Claude Lévi-Strauss a vu la ville de New York des années 1940 comme un carambolage des temps

Picasso, Pollock et le mur de Breton

d'Lëtzebuerger Land du 17.01.2025

C’est aux années quarante du siècle dernier que nous ramène l’association des trois noms du titre, années de la guerre en Europe, certes, de destruction, et les muses sont alors censées restées sans voix. À New York, au contraire, période d’ensemencement, voire de fruits qui allaient très vite mûrir. D’ailleurs, Jackson Pollock n’avait pas attendu la venue de exilés européens, il avait lu le livre de John D. Graham, Primitive Art and Picasso, à sa parution en 1937, et c’est tout de suite après qu’il est allé voir Guernica pour de vrai, avant une exposition du peintre andalou au MoMA.
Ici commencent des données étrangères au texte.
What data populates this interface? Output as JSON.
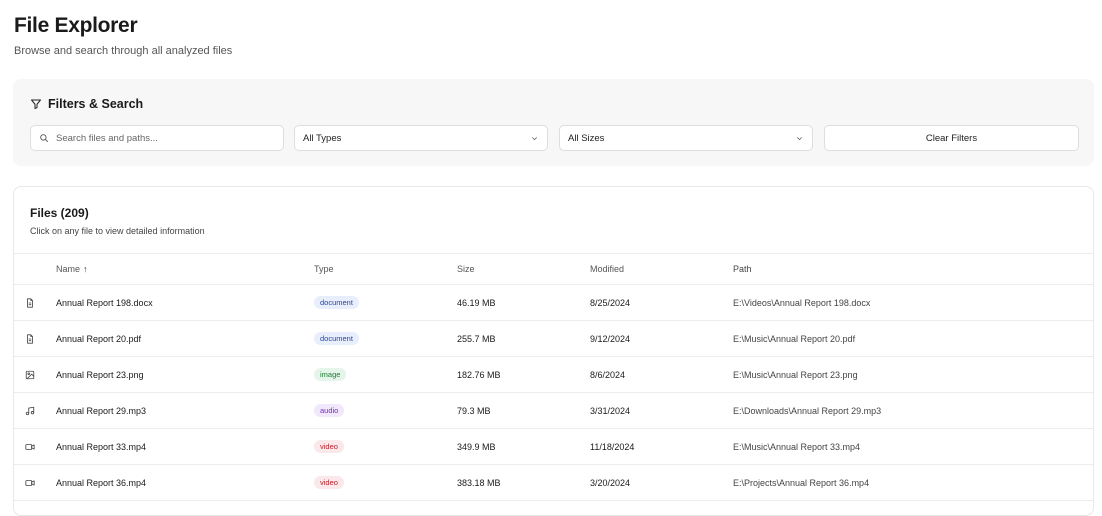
{
  "header": {
    "title": "File Explorer",
    "subtitle": "Browse and search through all analyzed files"
  },
  "filters": {
    "title": "Filters & Search",
    "search_placeholder": "Search files and paths...",
    "type_select": "All Types",
    "size_select": "All Sizes",
    "clear_label": "Clear Filters"
  },
  "files": {
    "title": "Files (209)",
    "subtitle": "Click on any file to view detailed information",
    "columns": {
      "name": "Name",
      "type": "Type",
      "size": "Size",
      "modified": "Modified",
      "path": "Path"
    },
    "sort_indicator": "↑",
    "rows": [
      {
        "icon": "document-icon",
        "name": "Annual Report 198.docx",
        "type": "document",
        "size": "46.19 MB",
        "modified": "8/25/2024",
        "path": "E:\\Videos\\Annual Report 198.docx"
      },
      {
        "icon": "document-icon",
        "name": "Annual Report 20.pdf",
        "type": "document",
        "size": "255.7 MB",
        "modified": "9/12/2024",
        "path": "E:\\Music\\Annual Report 20.pdf"
      },
      {
        "icon": "image-icon",
        "name": "Annual Report 23.png",
        "type": "image",
        "size": "182.76 MB",
        "modified": "8/6/2024",
        "path": "E:\\Music\\Annual Report 23.png"
      },
      {
        "icon": "music-icon",
        "name": "Annual Report 29.mp3",
        "type": "audio",
        "size": "79.3 MB",
        "modified": "3/31/2024",
        "path": "E:\\Downloads\\Annual Report 29.mp3"
      },
      {
        "icon": "video-icon",
        "name": "Annual Report 33.mp4",
        "type": "video",
        "size": "349.9 MB",
        "modified": "11/18/2024",
        "path": "E:\\Music\\Annual Report 33.mp4"
      },
      {
        "icon": "video-icon",
        "name": "Annual Report 36.mp4",
        "type": "video",
        "size": "383.18 MB",
        "modified": "3/20/2024",
        "path": "E:\\Projects\\Annual Report 36.mp4"
      }
    ]
  }
}
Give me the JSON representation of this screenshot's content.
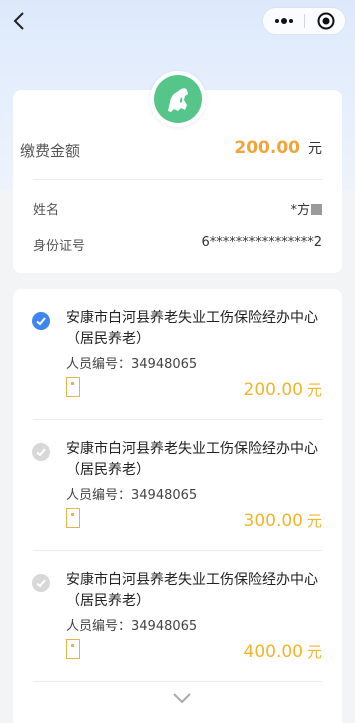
{
  "nav": {
    "back_icon": "chevron-left-icon",
    "more_icon": "more-dots-icon",
    "close_icon": "target-circle-icon"
  },
  "summary": {
    "logo_icon": "social-insurance-logo",
    "amount_label": "缴费金额",
    "amount_value": "200.00",
    "amount_unit": "元",
    "name_label": "姓名",
    "name_value": "*方",
    "id_label": "身份证号",
    "id_value": "6****************2"
  },
  "items": [
    {
      "selected": true,
      "org_line1": "安康市白河县养老失业工伤保险经办中心",
      "org_line2": "（居民养老）",
      "person_id": "人员编号：34948065",
      "price": "200.00",
      "unit": "元"
    },
    {
      "selected": false,
      "org_line1": "安康市白河县养老失业工伤保险经办中心",
      "org_line2": "（居民养老）",
      "person_id": "人员编号：34948065",
      "price": "300.00",
      "unit": "元"
    },
    {
      "selected": false,
      "org_line1": "安康市白河县养老失业工伤保险经办中心",
      "org_line2": "（居民养老）",
      "person_id": "人员编号：34948065",
      "price": "400.00",
      "unit": "元"
    }
  ],
  "expand_icon": "chevron-down-icon",
  "colors": {
    "accent_orange": "#f0a43a",
    "accent_blue": "#3e85f0",
    "logo_green": "#55c58a",
    "header_bg": "#dde9fb"
  }
}
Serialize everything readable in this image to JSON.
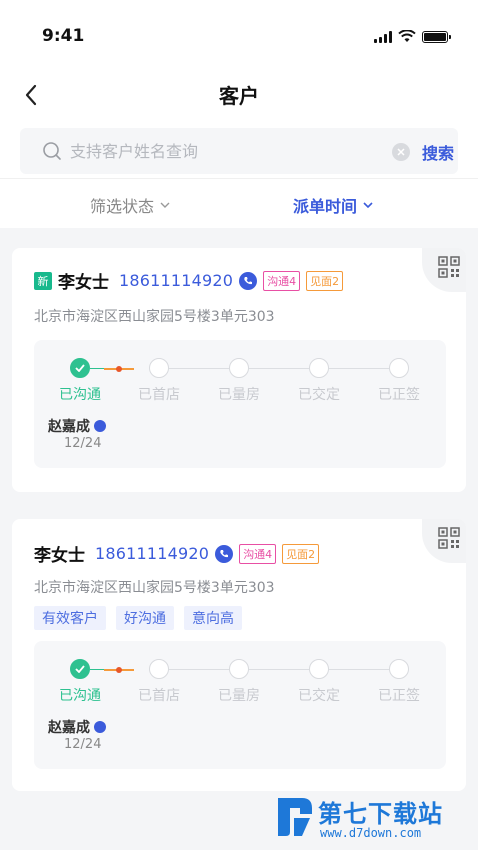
{
  "status": {
    "time": "9:41"
  },
  "nav": {
    "title": "客户"
  },
  "search": {
    "placeholder": "支持客户姓名查询",
    "value": "",
    "button": "搜索"
  },
  "filters": [
    {
      "label": "筛选状态"
    },
    {
      "label": "派单时间"
    }
  ],
  "steps": [
    "已沟通",
    "已首店",
    "已量房",
    "已交定",
    "已正签"
  ],
  "cards": [
    {
      "badge": "新",
      "name": "李女士",
      "phone": "18611114920",
      "tag_communicate": "沟通4",
      "tag_meet": "见面2",
      "address": "北京市海淀区西山家园5号楼3单元303",
      "labels": [],
      "agent": "赵嘉成",
      "date": "12/24"
    },
    {
      "name": "李女士",
      "phone": "18611114920",
      "tag_communicate": "沟通4",
      "tag_meet": "见面2",
      "address": "北京市海淀区西山家园5号楼3单元303",
      "labels": [
        "有效客户",
        "好沟通",
        "意向高"
      ],
      "agent": "赵嘉成",
      "date": "12/24"
    }
  ],
  "watermark": {
    "title": "第七下载站",
    "url": "www.d7down.com"
  },
  "colors": {
    "accent": "#3b5bdb",
    "green": "#2ec190",
    "pink": "#e84fa4",
    "orange": "#f59a3a"
  }
}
Pollock est sous l’emprise de l’Espagnol, d’où logiquement l’exposition (jusqu’à dimanche soir) au Musée Picasso dans le Marais, des premières années de l’Américain, après sa proximité avec les muralistes mexicains. Les pourings et drippings viendront après, salués par le critique Clement Greenberg, qui feront de Pollock une figure emblématique de la culture américaine.

Nous n’en sommes pas encore là, ce sera pour la dernière salle. Avant, il y a donc l’obsession de Picasso, elle est telle que Lee Krasner, avec qui Pollock est marié jusqu’à sa mort en 1956, rapporte que son homme maudissait Picasso, disant que quelque part qu’il aille, l’autre l’a précédé. Il est vrai que Picasso, lui, affirmait ne pas chercher, qu’il trouvait. Pollock va chercher de deux côtés, carambolage de temps, pour Lévi-Strauss, du moderne et de l’archaïque ; ses figures hybrides, ses masques, renvoient à des motifs indigènes, d’autre part aux sources picassiennes. Mais reconnaissons-leur déjà une densité, une concentration, et comme plus tard un parfait jeu des couleurs.

Picasso a passé toute l’Occupation dans son atelier rue des Grands-Augustins. Pour survivre, la plupart des surréalistes n’avaient que la fuite, l’exil, André Breton le premier, et Pollock, avec eux à New York se trouvait en terrain connu ; la psychanalyse, l’écriture et le dessin automatiques, ça le connaît, il est en cure avec Joseph Henderson, analyste jungien toutefois, loin de Freud, pour son addiction à l’alcool. Et il lui apporte et soumet quelque soixante-dix dessins utilisés comme supports thérapeutique.

Très tôt, dès 1921, Breton avait acheté des œuvres de Picasso aux premières ventes du marchand Kahnweiler. Et toute sa vie durant, lui aussi fonctionne à la façon du carambolage des temps. Nous sommes en 1922, pour la première fois en vente publique à Paris, organisée par Paul Guillaume, des « sculptures nègres » sont associées à des tableaux modernes. Breton, qui s’est installé au 42 rue Fontaine, y acquiert un « fétiche cuivre et bois de l’Ogooué » (fleuve et région du Gabon) ainsi qu’une nature morte de Giorgio de Chirico. Avec l’argent reçu pour sa réussite au bac, il avait acquis une figure de l’île de Pâques (reproduite dans Nadja, elle se trouve aujourd’hui au musée du Quai Branly – Jacques Chirac).

Depuis 2003, avec la dation en paiement fiscal, le Musée national d’art moderne a pu reconstituer en partie l’atelier de Breton, un mur en porte témoignage, 255 objets, plus 91 sur le bureau de l’écrivain, foisonnement hétéroclite dont Julien Gracq écrivait que l’espace disponible s’en était trouvé rétréci au point qu’il n’était plus possible d’y circuler que selon des cheminements précis. Un livre paru aux Éditions du Centre Pompidou en novembre en fait l’inventaire complet, quelque 367 pages, d’illustrations, de commentaires. Un apport inestimable en cette année anniversaire, d’une Wunderkammer du vingtième siècle.

Le bric-à-brac, en l’occurrence réduit à un seul artiste, Breton l’avait aimé rue de La Rochefoucauld avec Gustave Moreau, il voulait s’y laisser enfermer avec une lanterne sourde. Une folle accumulation, il l’avait trouvée boulevard Saint-Germain avec Apollinaire, au dernier étage d’un immeuble. Et les deux fois, une capacité d’émerveillement, dans un présent qui « tend de toutes ses forces à anticiper sur l’avenir ».